Measurements of Cosmic Rays with IceTop/IceCube: Status and Results
Alessio Tamburro

TL;DR
This paper reviews recent cosmic-ray measurements with IceTop/IceCube, highlighting their findings on energy spectrum, composition, anisotropy, gamma sources, and transient events, advancing understanding of high-energy cosmic phenomena.
Contribution
It provides a comprehensive overview of recent results from IceTop/IceCube, including new insights into cosmic-ray composition and high-energy phenomena at the South Pole.
Findings
Measured cosmic-ray energy spectrum and composition.
Detected anisotropy in cosmic-ray arrival directions.
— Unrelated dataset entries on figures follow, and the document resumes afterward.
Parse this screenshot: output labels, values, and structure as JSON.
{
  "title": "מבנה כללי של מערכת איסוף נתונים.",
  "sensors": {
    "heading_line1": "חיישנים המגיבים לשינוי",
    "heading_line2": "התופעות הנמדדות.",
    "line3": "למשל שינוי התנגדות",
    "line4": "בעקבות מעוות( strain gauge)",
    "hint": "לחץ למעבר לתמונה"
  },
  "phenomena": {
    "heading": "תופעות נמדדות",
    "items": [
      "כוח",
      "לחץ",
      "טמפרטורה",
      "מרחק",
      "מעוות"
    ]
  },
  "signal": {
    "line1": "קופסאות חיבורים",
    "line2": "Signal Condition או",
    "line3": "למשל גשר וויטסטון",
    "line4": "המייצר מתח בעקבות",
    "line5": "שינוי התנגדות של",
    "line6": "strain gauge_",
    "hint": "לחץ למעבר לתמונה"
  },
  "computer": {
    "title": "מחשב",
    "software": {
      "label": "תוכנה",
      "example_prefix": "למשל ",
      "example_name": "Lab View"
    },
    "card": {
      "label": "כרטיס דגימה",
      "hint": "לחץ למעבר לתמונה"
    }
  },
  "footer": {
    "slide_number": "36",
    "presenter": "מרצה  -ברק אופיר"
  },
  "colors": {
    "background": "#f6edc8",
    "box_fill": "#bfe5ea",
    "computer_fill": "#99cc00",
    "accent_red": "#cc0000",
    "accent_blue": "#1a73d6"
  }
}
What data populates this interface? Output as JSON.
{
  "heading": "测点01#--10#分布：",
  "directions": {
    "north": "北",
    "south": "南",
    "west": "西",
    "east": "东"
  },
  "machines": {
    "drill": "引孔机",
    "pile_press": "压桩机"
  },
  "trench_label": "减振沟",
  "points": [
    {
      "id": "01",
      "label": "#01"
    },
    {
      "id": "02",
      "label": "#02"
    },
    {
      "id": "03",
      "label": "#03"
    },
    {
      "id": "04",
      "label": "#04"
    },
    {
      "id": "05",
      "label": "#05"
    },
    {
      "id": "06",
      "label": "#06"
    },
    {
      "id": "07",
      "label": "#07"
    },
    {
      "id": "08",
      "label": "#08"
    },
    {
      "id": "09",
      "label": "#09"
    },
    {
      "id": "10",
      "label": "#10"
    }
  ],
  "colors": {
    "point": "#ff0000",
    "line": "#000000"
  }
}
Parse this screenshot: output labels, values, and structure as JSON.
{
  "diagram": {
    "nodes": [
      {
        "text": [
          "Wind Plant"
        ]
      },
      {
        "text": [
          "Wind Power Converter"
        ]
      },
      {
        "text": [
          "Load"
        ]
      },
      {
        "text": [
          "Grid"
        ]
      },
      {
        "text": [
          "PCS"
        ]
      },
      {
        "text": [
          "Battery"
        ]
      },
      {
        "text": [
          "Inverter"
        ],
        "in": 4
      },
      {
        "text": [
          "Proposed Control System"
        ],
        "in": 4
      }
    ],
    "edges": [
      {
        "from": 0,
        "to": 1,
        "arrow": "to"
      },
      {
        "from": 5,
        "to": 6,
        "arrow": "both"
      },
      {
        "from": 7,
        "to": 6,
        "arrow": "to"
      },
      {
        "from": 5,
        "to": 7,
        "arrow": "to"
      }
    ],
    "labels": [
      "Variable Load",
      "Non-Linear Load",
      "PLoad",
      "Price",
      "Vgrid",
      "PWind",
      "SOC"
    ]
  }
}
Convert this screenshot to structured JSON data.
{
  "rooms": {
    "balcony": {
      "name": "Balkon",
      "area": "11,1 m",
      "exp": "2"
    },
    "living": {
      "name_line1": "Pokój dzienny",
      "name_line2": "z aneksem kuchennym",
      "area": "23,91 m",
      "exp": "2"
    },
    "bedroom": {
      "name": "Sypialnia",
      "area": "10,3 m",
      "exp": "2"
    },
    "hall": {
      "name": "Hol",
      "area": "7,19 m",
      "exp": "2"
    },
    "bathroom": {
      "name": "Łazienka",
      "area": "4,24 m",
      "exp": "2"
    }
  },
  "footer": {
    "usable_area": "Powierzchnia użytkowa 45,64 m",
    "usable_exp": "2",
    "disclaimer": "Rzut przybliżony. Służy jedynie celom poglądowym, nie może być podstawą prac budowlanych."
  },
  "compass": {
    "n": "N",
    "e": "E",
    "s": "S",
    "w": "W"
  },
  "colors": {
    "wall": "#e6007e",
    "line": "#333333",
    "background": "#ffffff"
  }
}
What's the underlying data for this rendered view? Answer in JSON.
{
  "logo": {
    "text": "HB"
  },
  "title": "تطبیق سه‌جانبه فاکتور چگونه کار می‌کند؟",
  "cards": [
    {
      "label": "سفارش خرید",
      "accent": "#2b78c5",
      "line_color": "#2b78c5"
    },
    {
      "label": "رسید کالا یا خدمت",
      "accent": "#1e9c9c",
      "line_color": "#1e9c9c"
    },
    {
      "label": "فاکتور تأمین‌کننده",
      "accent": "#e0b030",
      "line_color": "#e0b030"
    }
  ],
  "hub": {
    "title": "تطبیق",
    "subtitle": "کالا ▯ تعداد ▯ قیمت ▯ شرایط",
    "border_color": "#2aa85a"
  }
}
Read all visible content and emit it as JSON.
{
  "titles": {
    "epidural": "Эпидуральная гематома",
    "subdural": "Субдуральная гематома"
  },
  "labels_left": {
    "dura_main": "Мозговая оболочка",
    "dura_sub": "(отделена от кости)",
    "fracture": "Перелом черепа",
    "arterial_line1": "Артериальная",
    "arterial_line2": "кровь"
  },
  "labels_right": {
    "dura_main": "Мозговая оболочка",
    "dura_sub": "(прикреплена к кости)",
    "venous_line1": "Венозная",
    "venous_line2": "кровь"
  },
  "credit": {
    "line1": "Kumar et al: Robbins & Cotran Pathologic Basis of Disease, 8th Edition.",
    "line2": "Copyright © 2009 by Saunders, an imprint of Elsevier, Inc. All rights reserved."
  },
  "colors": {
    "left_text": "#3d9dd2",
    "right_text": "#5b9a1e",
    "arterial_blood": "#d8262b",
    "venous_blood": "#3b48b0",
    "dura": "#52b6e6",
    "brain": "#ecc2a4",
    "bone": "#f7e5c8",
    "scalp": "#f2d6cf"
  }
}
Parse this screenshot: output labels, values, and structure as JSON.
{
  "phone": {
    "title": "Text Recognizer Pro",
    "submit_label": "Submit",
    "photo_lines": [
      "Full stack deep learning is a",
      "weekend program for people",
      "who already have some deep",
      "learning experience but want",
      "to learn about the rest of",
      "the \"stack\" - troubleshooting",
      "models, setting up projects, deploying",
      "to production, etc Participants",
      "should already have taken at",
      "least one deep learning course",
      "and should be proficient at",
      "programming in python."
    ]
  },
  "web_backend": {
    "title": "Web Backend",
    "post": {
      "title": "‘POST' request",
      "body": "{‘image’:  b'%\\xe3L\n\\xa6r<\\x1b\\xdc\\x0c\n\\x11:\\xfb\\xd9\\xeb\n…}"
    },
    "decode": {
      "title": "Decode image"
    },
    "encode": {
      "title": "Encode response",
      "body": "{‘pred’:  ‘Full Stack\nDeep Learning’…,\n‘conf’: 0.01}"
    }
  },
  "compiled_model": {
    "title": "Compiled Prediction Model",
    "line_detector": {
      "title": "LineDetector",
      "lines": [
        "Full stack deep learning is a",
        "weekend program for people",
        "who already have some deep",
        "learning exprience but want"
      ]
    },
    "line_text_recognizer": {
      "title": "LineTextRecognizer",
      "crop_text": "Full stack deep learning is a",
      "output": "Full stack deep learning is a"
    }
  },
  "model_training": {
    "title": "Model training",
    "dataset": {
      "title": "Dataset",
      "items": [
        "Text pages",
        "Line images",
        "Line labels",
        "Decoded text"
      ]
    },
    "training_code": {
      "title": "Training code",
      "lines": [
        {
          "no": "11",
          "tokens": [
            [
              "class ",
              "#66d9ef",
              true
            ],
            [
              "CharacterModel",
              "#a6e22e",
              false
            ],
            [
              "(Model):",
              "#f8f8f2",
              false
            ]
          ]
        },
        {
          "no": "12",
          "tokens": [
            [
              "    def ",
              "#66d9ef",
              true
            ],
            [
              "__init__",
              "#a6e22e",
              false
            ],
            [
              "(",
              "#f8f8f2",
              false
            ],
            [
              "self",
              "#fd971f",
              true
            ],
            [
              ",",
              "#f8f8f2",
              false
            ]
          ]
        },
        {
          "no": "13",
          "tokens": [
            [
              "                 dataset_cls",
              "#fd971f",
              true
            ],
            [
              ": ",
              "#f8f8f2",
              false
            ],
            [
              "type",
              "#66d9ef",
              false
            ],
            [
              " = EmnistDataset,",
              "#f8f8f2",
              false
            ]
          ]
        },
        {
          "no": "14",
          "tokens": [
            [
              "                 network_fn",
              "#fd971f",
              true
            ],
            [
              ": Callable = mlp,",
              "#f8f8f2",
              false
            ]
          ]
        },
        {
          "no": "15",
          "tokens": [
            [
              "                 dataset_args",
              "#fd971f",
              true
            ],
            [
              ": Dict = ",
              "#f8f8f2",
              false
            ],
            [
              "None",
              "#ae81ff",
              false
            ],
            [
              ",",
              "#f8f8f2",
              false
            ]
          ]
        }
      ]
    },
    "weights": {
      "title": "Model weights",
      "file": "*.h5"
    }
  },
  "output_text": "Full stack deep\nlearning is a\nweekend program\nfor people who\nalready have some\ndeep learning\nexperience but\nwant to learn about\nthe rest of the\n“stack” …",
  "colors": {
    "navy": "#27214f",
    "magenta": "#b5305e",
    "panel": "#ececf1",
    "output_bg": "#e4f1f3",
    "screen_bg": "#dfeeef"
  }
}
Identified potential PeV gamma-ray sources.
Abstract
The IceCube Observatory at the South Pole is composed of a cubic kilometer scale neutrino telescope buried beneath the icecap and a square-kilometer surface water Cherenkov tank detector array known as IceTop. The combination of the surface array with the in-ice detector allows the dominantly electromagnetic signal of air showers at the surface and their high-energy muon signal in the ice to be measured in coincidence. This ratio is known to carry information about the nuclear composition of the primary cosmic rays. This paper reviews the recent results from cosmic-ray measurements performed with IceTop/IceCube: energy spectrum, mass composition, anisotropy, search for PeV gamma sources, detection of high energy muons to probe the initial stages of the air shower development, and study of transient events using IceTop in scaler mode.